Living Maps May Meet up (via Zoom)
Wed 6th May, 7pm (GMT)
Mapping milk rounds and the geographies of drink
For the next (online) Living Maps Network Meet Up we will be looking at the cultural geographies of drink production and delivery with two guest speakers: photographer
and doctoral student Maxine Beuret who has been mapping the history of milk rounds by joining milk deliverers on their milk floats and Kathrin Böhm, artist and founder of Company Drinks, a Barking and Dagenham based community drinks company. The evening will
include the screening of two short films.
The renewed demand for milk and grocery delivery and the regional need for hop and fruit pickers following Brexit and COVID 19 should make for a particularly thought-provoking evening.
About our guest speakers:
Kathrin Böhm from Company Drinks
Company Drinks is a Barking and Dagenham based community drinks company which brings people together to pick, process and produce drinks in east London, linking the history of East Londoners ‘going hop picking’ to a new enterprise.
They run a full drinks production cycle of growing, picking, processing, branding, bottling, trading and reinvesting. Company Drinks is combining the east London rural and agricultural heritage with a new Community Economy model, to make and support community
by making, trading and enjoying drinks together.
Kathrin will introduce two films:
About Company Drinks (2019) -
A 5 minute film explaining their community economy model commissioned by the V&A for FOOD: Bigger than the Plate.
Foreign Pickers (2016) -
A 22min documentary comparing the “hopping days” from the past with current practices of fruit picking in Kent, commissioned by Delfina Foundation.

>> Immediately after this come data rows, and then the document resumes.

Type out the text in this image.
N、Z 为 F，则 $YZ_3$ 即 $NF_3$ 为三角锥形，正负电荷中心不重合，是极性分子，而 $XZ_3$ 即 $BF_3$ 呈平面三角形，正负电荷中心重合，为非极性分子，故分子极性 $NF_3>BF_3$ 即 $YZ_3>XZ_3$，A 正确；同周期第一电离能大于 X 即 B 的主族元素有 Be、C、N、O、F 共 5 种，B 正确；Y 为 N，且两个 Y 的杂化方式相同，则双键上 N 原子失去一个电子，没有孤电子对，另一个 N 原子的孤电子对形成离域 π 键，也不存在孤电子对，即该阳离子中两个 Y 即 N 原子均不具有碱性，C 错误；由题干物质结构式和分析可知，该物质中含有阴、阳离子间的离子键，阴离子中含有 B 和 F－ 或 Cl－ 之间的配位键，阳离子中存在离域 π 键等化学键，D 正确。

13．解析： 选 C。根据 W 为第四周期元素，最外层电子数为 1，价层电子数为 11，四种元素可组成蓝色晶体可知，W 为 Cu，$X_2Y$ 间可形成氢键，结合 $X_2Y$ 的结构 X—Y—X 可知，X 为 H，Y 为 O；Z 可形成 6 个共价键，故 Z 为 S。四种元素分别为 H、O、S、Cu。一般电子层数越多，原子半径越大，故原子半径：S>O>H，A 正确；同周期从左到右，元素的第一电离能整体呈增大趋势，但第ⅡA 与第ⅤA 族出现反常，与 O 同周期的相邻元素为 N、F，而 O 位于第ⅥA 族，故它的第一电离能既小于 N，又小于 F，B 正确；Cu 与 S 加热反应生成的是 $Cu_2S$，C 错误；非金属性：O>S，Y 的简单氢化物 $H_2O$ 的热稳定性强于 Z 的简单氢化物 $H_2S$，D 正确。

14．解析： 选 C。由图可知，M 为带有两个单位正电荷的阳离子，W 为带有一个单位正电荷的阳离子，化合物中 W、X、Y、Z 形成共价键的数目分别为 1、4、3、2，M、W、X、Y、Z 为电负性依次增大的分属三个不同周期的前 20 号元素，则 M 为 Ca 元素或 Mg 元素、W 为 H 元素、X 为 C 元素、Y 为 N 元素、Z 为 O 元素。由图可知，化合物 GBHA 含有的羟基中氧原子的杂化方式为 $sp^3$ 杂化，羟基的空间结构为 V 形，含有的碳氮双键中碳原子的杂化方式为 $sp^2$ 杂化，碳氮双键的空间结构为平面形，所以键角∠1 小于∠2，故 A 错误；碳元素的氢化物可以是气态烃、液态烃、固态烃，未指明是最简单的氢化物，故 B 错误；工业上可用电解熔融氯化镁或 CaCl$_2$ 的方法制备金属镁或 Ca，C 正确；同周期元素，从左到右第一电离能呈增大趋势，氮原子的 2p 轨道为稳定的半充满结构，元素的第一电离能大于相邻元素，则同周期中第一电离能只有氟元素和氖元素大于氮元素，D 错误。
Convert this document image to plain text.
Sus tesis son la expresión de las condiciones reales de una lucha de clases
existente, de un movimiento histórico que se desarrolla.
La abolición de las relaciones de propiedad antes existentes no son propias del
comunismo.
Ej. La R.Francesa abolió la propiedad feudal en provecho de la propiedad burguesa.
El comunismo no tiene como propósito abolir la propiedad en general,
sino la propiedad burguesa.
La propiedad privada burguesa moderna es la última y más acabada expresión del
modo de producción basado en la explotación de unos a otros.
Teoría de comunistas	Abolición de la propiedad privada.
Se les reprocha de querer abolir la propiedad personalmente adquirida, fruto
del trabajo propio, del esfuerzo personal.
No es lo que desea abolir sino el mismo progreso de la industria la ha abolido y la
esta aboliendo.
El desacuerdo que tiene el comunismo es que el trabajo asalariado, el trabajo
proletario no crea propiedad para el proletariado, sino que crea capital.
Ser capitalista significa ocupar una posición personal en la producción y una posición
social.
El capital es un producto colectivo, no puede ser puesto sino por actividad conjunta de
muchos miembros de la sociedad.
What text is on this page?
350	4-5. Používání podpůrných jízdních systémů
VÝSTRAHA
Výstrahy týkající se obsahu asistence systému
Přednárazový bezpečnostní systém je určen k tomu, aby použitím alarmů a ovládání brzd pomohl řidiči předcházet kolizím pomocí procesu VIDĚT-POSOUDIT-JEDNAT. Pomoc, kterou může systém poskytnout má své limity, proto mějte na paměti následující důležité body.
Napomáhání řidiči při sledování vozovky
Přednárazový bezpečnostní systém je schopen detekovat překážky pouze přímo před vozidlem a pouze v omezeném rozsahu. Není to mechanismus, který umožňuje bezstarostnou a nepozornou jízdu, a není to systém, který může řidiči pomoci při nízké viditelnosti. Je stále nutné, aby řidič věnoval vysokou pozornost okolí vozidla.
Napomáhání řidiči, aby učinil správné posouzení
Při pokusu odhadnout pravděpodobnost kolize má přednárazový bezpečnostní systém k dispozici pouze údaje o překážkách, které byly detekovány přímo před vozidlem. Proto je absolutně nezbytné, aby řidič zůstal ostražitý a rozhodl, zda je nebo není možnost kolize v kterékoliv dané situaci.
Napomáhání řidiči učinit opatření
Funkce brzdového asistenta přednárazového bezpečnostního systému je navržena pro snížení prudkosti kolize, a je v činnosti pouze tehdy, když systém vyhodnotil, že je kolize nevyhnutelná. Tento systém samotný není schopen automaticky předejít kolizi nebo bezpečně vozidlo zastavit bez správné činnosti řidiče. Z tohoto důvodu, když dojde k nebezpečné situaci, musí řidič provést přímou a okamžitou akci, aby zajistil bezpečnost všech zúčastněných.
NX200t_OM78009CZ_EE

Maxine Beuret, Kingston University
Working in collaboration with the milk delivery industry, Maxine’s research combines creative practice with sensory and public ethnography, design history and phenomenology. This methodology is designed to represent cultural heritage
in the commonplace, with a specific focus on dairies and their door-step milk delivery service with electric milk floats.
Working with milkman Colin Chesnaye at Parker Dairies in East London, Maxine produced a map combining a simplified ordinance survey street map with photography, graphics and text to give a clear impression of the size and look of his milk round. She will talk
through how she developed the map and the insights gained from the process.
As usual, discussion and debate is encouraged. BYO pizza and
beer (or milk!). This online session is free of charge.